A reverência diz muito. Pode-se ver que o operário e sua família têm respeito pelo palácio, em grande medida pelas próprias dimensões da obra arquitetônica, mas também pelo contexto em que foi feita, um contexto carregado de promessas e expectativas. É bem possível que também tenham orgulho da energia física e do “dispêndio de músculo e nervo” (uma definição marxiana para o trabalho) necessário para produzir aquele monumento. Certamente há um componente de esperança, que era o que prometia todo o projeto de desenvolvimento de Juscelino.

Seja lá de onde vem esse “worker from Nordeste”, ele não teria saído de casa se não imaginasse um incremento nas condições de vida em outra terra. Mesmo que, na verdade, ele tenha sido expulso, seja por um grileiro, seja pela seca, seja por ambos. O que quer que tenha acontecido, ele provavelmente nutria a esperança de que a Novacap representasse um país melhor. E isso quer dizer, de seu ponto de vista: um país onde se viveria melhor. Conhecemos uma boa parte da história, no entanto: atraídos pela possibilidade de fugir da miséria, retirantes “from Nordeste” como este trabalhador largaram o que restava de suas terras para tentar a inclusão na civilização, na sociedade de massas, ou de consumo, chame como quiser. Foram tratados como sempre são tratados os pobres, os mestiços, os trabalhadores no Brasil.

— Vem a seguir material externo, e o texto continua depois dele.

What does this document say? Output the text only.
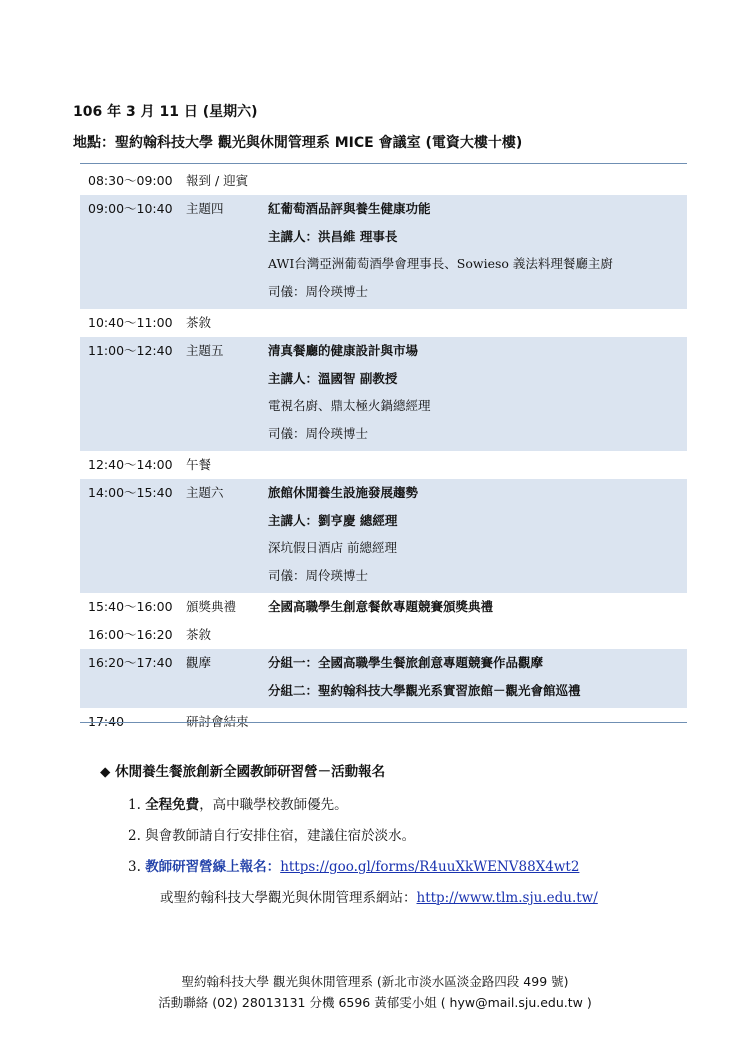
106 年 3 月 11 日 (星期六)
地點：聖約翰科技大學 觀光與休閒管理系 MICE 會議室 (電資大樓十樓)
08:30～09:00 報到 / 迎賓
09:00～10:40 主題四	紅葡萄酒品評與養生健康功能
主講人：洪昌維 理事長
AWI台灣亞洲葡萄酒學會理事長、Sowieso 義法料理餐廳主廚
司儀：周伶瑛博士
10:40～11:00 茶敘
11:00～12:40 主題五	清真餐廳的健康設計與市場
主講人：溫國智 副教授
電視名廚、鼎太極火鍋總經理
司儀：周伶瑛博士
12:40～14:00 午餐
14:00～15:40 主題六	旅館休閒養生設施發展趨勢
主講人：劉亨慶 總經理
深坑假日酒店 前總經理
司儀：周伶瑛博士
15:40～16:00 頒獎典禮	全國高職學生創意餐飲專題競賽頒獎典禮
16:00～16:20 茶敘
16:20～17:40 觀摩	分組一：全國高職學生餐旅創意專題競賽作品觀摩
分組二：聖約翰科技大學觀光系實習旅館－觀光會館巡禮
17:40	研討會結束
◆ 休閒養生餐旅創新全國教師研習營－活動報名
1. 全程免費，高中職學校教師優先。
2. 與會教師請自行安排住宿，建議住宿於淡水。
3. 教師研習營線上報名：https://goo.gl/forms/R4uuXkWENV88X4wt2
或聖約翰科技大學觀光與休閒管理系網站：http://www.tlm.sju.edu.tw/
聖約翰科技大學 觀光與休閒管理系 (新北市淡水區淡金路四段 499 號)
活動聯絡 (02) 28013131 分機 6596 黃郁雯小姐 ( hyw@mail.sju.edu.tw )
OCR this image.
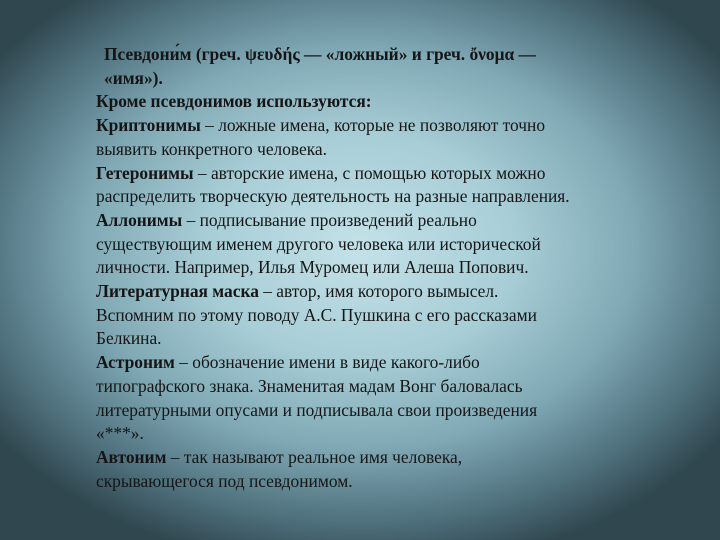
Псевдони́м (греч. ψευδής — «ложный» и греч. ὄνομα — «имя»).

Кроме псевдонимов используются:

Криптонимы – ложные имена, которые не позволяют точно выявить конкретного человека.

Гетеронимы – авторские имена, с помощью которых можно распределить творческую деятельность на разные направления.

Аллонимы – подписывание произведений реально существующим именем другого человека или исторической личности. Например, Илья Муромец или Алеша Попович.

Литературная маска – автор, имя которого вымысел. Вспомним по этому поводу А.С. Пушкина с его рассказами Белкина.

Астроним – обозначение имени в виде какого-либо типографского знака. Знаменитая мадам Вонг баловалась литературными опусами и подписывала свои произведения «***».

Автоним – так называют реальное имя человека, скрывающегося под псевдонимом.
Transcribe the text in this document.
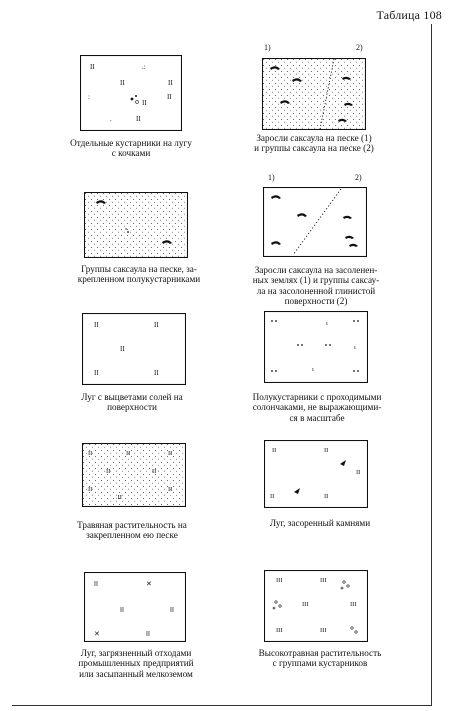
Таблица 108
II	.:
II	II
:	II
II
II
.
Отдельные кустарники на лугу
с кочками
1)	2)
Заросли саксаула на песке (1)
и группы саксаула на песке (2)
Группы саксаула на песке, за-
крепленном полукустарниками
1)	2)
Заросли саксаула на засоленен-
ных землях (1) и группы саксау-
ла на засолоненной глинистой
поверхности (2)
II	II
II
II	II
Луг с выцветами солей на
поверхности
ı
ı
ı
Полукустарники с проходимыми
солончаками, не выражающими-
ся в масштабе
II	II	II
II	II
II
.II
II
Травяная растительность на
закрепленном ею песке
II	II
II
II
II
Луг, засоренный камнями
II	✕
II	II
✕	II
Луг, загрязненный отходами
промышленных предприятий
или засыпанный мелкоземом
III	III
III	III
III	III
Высокотравная растительность
с группами кустарников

Por sinal, quando compartilhei esta fotografia nas redes sociais, uma amiga de cliques contou uma história familiar que não vou reproduzir aqui, porque cabe a ela contá-la, e não a mim. Mas é um relato que contém tudo que conhecemos da história do Brasil ao rés-do-chão: grilagem, jagunços, escravidão por dívida, golpes, violência e morte. Não dá para descolar a história da construção de Brasília da história das secas, das oligarquias, do arrasamento do território e de seus habitantes. Tanto quanto ressoa com a fotografia dos índios de 2015, a imagem de René Burri também ressoa com a pintura de Cândido Portinari, cuja Os Retirantes data de 1944.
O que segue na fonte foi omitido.